Could someone provide a reference, where I could find the proof of that? Or a counterexample if the statement is actually false.
EDIT: As was pointed out in an answer below, the statement turns out false with a very simple counterexample, in which the spaces are not Hausdorff. Perhaps the additional condition of both spaces being Hausdorff will be sufficient to make it true?
EDIT2: Since some people asked, here's my proof for $ f: \mathbb{R} \rightarrow \mathbb{R} $:
Assume f is not continuous at a point $ x$. We can find a sequence $ x_n \rightarrow x $ monotonically with no subsequence of $ f(x_n) $ converging to $ f(x) $.
If $ f(x_n) $ isn't constant for infinitely many $ n $, we can find a subsequence $ x_{n_k} $ such that $ f(x_{n_k}) $ is strictly increasing or decreasing. Hence, $ f(x_{n_k}) $ cannot converge to $ f(x) $ nor to $ f(x_{n_k}) $ for any $ k $. $ \{ x_{n_k} \} \cup \{ x \} $ is compact, but $ \{ f(x_{n_k}) \} \cup \{ f(x) \} $ is not, which gives a contradiction, since $ f $ preserves compactness.
If $ f(x_n) = c $ for infinitely many $ n $, we can assume it's constant for all $ n $, going to a subsequence if necessary. $ f $ preserves connectedness, so for arguments between $ x $ and $ x_n $ it takes all values between $ f(x) $ and $ c $. For each $ n $ take $ y_n $ between $ x $ and $ x_n $ so that $ 0 < |f(y_n) - c| < \frac{1}{n} $. $ \{y_n\} \cup \{x\} $ is compact, but the image is not, since $ f(y_n) \rightarrow c \ne f(x)$. Contradiction.

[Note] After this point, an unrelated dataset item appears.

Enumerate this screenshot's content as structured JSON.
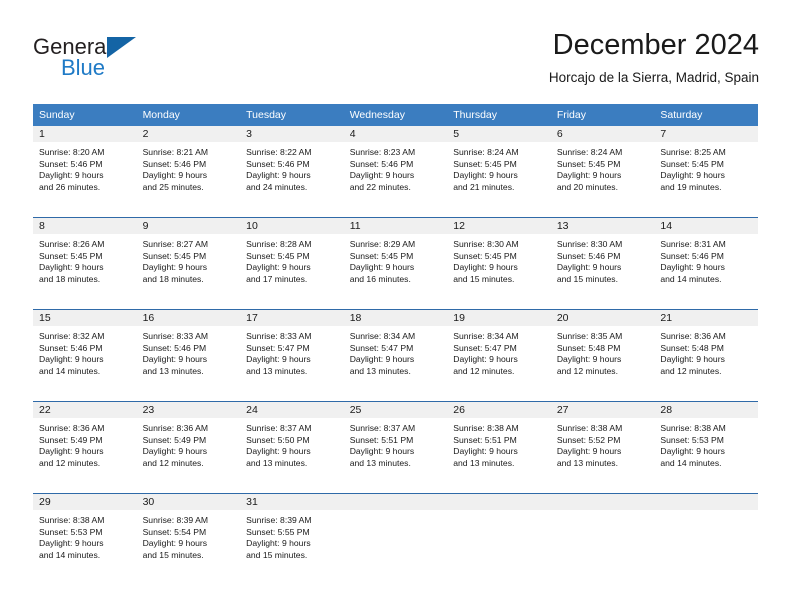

You definitely need the target space to be Hausdorff. Theorem $\mathbf{5.4}$ of Gerlits, Juhász, Soukup, & Szentmiklóssy, Characterizing continuity by preserving compactness and connectedness, says that if $X$ is $T_3$, and every connectedness-preserving, compactness-preserving map from $X$ to a $T_1$ space is continuous, then $X$ is discrete. Thus, there must be a $T_1$ space $Y$ and a connectedness-preserving, compactness-preserving map $f:\Bbb R\to Y$ such that $f$ is not continuous. In fact, let $Y$ denote $\Bbb R$ with the cofinite topology, and define
$$f:\Bbb R\to Y:x\mapsto\begin{cases} 1,&\text{if }x=2^{-n}\text{ for some }n\in\Bbb N\\ x,&\text{otherwise}\;. \end{cases}$$
Then $f$ is not continuous, since the inverse image of $\{1\}$ is not closed in $\Bbb R$. $Y$ is hereditarily compact, so $f$ certainly preserves compactness. Finally, if $C\subseteq\Bbb R$ is connected, then either $|C|=1$, in which case $f[C]$ is connected, or $C$ contains a non-empty open interval, in which case $f[C]$ is infinite and therefore connected.
The positive result closest to what you want is Corollary $\mathbf{2.4}$ of the same paper, which says that if $X$ is locally compact, locally connected, and monotonically normal, and if $f$ is a connectedness-preserving, compactness-preserving map from $X$ to a $T_3$ space, then $f$ is continuous.